Throughout the semester, some of the most educational newsroom experiences I have had have been during the 11 o’clock meetings. Having the opportunity to ask questions and discuss with others about what they have been writing has been very beneficial.
Often, points that are brought up about a piece are things that I would have just looked right over and not had a second thought about. It has pushed me to be a more critical consumer of the news, which I think has in turned helped me to become a better writer.
Today, Vox talked about their feature on opioid abuse. It was very long and well written piece and we had a great discussion on how Rick went about writing it and why he did what he did.
The last paragraph of the story is what sparked the most controversy in the newsroom.
Cody Marshall wasn’t a bad person. He didn’t choose to get addicted to heroin. He was a nice kid, just 20 years old, who was going through a rough patch of life. He saw an easy way to cope, and he took it. He became hopelessly addicted to the point where his actions were no longer his own. He deserved better from the state of Missouri.

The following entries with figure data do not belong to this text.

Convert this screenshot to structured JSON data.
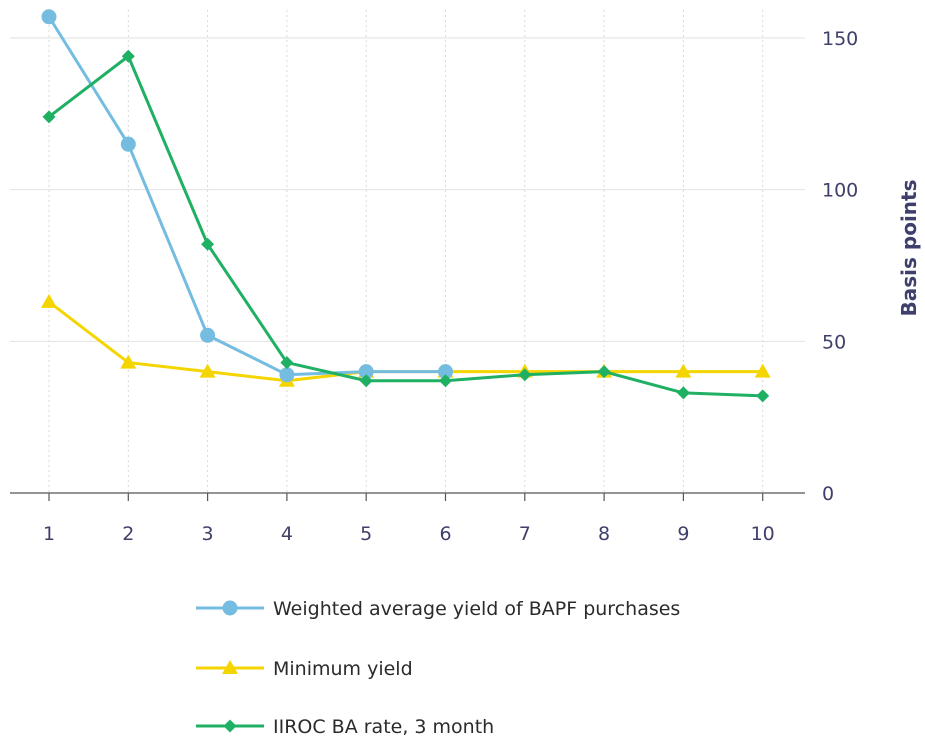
{
  "chart_data": {
    "type": "line",
    "x": [
      1,
      2,
      3,
      4,
      5,
      6,
      7,
      8,
      9,
      10
    ],
    "ylabel": "Basis points",
    "xlabel": "",
    "ylim": [
      0,
      160
    ],
    "yticks": [
      0,
      50,
      100,
      150
    ],
    "grid": "vertical dotted",
    "legend": "bottom",
    "series": [
      {
        "name": "Weighted average yield of BAPF purchases",
        "color": "#74bde0",
        "marker": "circle",
        "x": [
          1,
          2,
          3,
          4,
          5,
          6
        ],
        "values": [
          157,
          115,
          52,
          39,
          40,
          40
        ]
      },
      {
        "name": "Minimum yield",
        "color": "#f5d500",
        "marker": "triangle",
        "x": [
          1,
          2,
          3,
          4,
          5,
          6,
          7,
          8,
          9,
          10
        ],
        "values": [
          63,
          43,
          40,
          37,
          40,
          40,
          40,
          40,
          40,
          40
        ]
      },
      {
        "name": "IIROC BA rate, 3 month",
        "color": "#1fb064",
        "marker": "diamond",
        "x": [
          1,
          2,
          3,
          4,
          5,
          6,
          7,
          8,
          9,
          10
        ],
        "values": [
          124,
          144,
          82,
          43,
          37,
          37,
          39,
          40,
          33,
          32
        ]
      }
    ]
  }
}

I like it, I do. Yes, it would have been better if it had been a quote from Cody’s father, but it wasn’t. In some stories, an interjection like this from the author is uncalled for and out of place. Within the context of the story, this works.
I see the last sentence as a call to action for the citizens of Missouri. Addiction is a deep pit that for many, once you’re down there, you can’t get out on your own. I completely support Rick’s decision for including this in his story.